Levels of Programming
Our base level of programming for this application is JavaScript. We layer on DDE utilities, making access to I/O and parsing easier in the next level up. Finally we use a knowledge base and reasoning for our natural language interface. If a user needs functionality not available at a high level, they can drop down a level, remaining in the same development environment, to gain increased breadth at the expense of using a lower level language.

It is important to understand that the above English sentences are, literally, code. They create a program with a definitive behavior that we can access via asking questions.

Debugging
The majority of a programmer's time is not spent typing in code, it is in debugging that code. Analogously, the majority of our natural language coder's time will not be spent speaking the code, it will be in debugging.

A winning strategy for developing working code quickly is to get feedback from our development environment incrementally as we build our application. As we construct our "Robot Knowledge Base Application", the development environment gives us feedback after each sentence.
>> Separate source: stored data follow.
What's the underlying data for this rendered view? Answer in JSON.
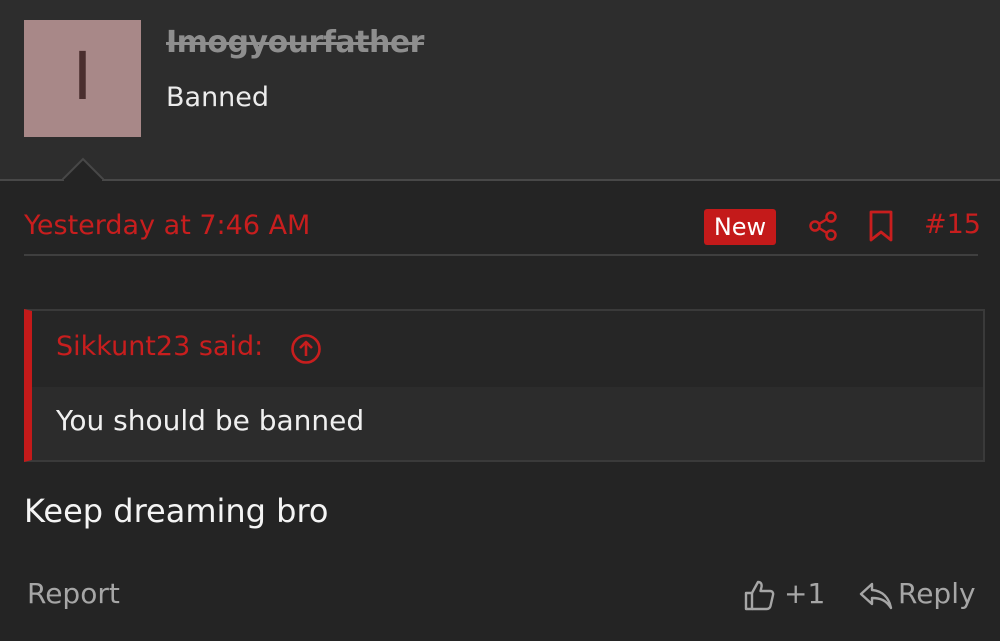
{
  "user": {
    "avatar_letter": "I",
    "username": "Imogyourfather",
    "title": "Banned"
  },
  "post": {
    "date": "Yesterday at 7:46 AM",
    "badge": "New",
    "number": "#15"
  },
  "quote": {
    "author": "Sikkunt23 said:",
    "text": "You should be banned"
  },
  "message": {
    "text": "Keep dreaming bro"
  },
  "actions": {
    "report": "Report",
    "like_count": "+1",
    "reply": "Reply"
  },
  "icons": {
    "share": "share-icon",
    "bookmark": "bookmark-icon",
    "quote_jump": "arrow-up-circle-icon",
    "like": "thumbs-up-icon",
    "reply": "reply-arrow-icon"
  },
  "colors": {
    "accent": "#c81e1e",
    "badge_bg": "#c41a1a",
    "background": "#242424",
    "header_bg": "#2d2d2d",
    "avatar_bg": "#a88888",
    "muted_text": "#a6a6a6"
  }
}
For the two sentences that add knowledge to the knowledge base, "A robot has a hand." and "If a robot has a hand, a robot is useful.", our development environment responds with "OK" and "Got it." (Identical acknowledgement in English is boring an unnatural!) This informs our natural language coder that their utterances are syntactically correct.

If we consider that the goal of our app is to answer the final question, the intermediate questions are probing the semantic validity of the knowledge base being built. They take the place of "print statements" in traditional programming. However, as you can see, they are much higher level than print statements. They don't need to be embedded inside some complex algorithm, and they produce output in a very understandable way. For instance "Does a robot have a hand?" is responded to with "Yes, a robot has a hand".

Knowledge Base Debugging
Applications that rely on knowledge bases have a special kind of bug: bugs in the knowledge base itself. We therefore need to be especially careful to inform the natural language coder what's in that (potentially huge) knowledge base, but only with what's relevant at the moment.

Here's a dialog our app supports:

Human: A robot has a hand.
DevEnv: OK.

Human: A robot has a hand.
DevEnv: I already know that.
Our application responds to the first sentence with "OK" but the 2nd sentence with "I already know that." This informs our natural language coder about redundancy, much as a fellow human would in a conversation. Furthermore, our app does not stick into the knowledge base the same knowledge twice.

Here's another example of a dialog:

Human: Why is a robot useful?
DevEnv: I think its never the case that robot is useful.

Human: If a robot has a hand, a robot is useful.
DevEnv: OK

Human: Why is a robot useful?
DevEnv: Sorry, robot is useful, is only true under certain conditions.

Human: A robot has a hand.
DevEnv: Got it.

Human: Why is a robot useful?
DevEnv: Robot is useful because robot have hand.
Notice that there are three different responses to the Human's question of "Why is a robot useful?". Each informs the user about what is in the knowledge base at time time of the ask, giving clues about one of the most common bugs: missing knowledge.

Conclusion
Dexter Development Environment lets a user "print" a part from a design contained in a Job's do-list. But this rather passive interaction is analogous to an audience member at a concert. Via end-user programming techniques, we enable the user to orchestrate the process, ultimately giving them control of even the low-level instructions in the process. With the "Human" robot, we can synchronize what machines do best with what people can do best by providing appropriately timed instructions, similar to real-time lyric presentation in a Karaoke bar. The complexity of composing build-scripts can be mitigated by DDE's self-teaching techniques and the AI of natural language processing plus knowledge base management, that we've only just begun (apologies to the Carpenters).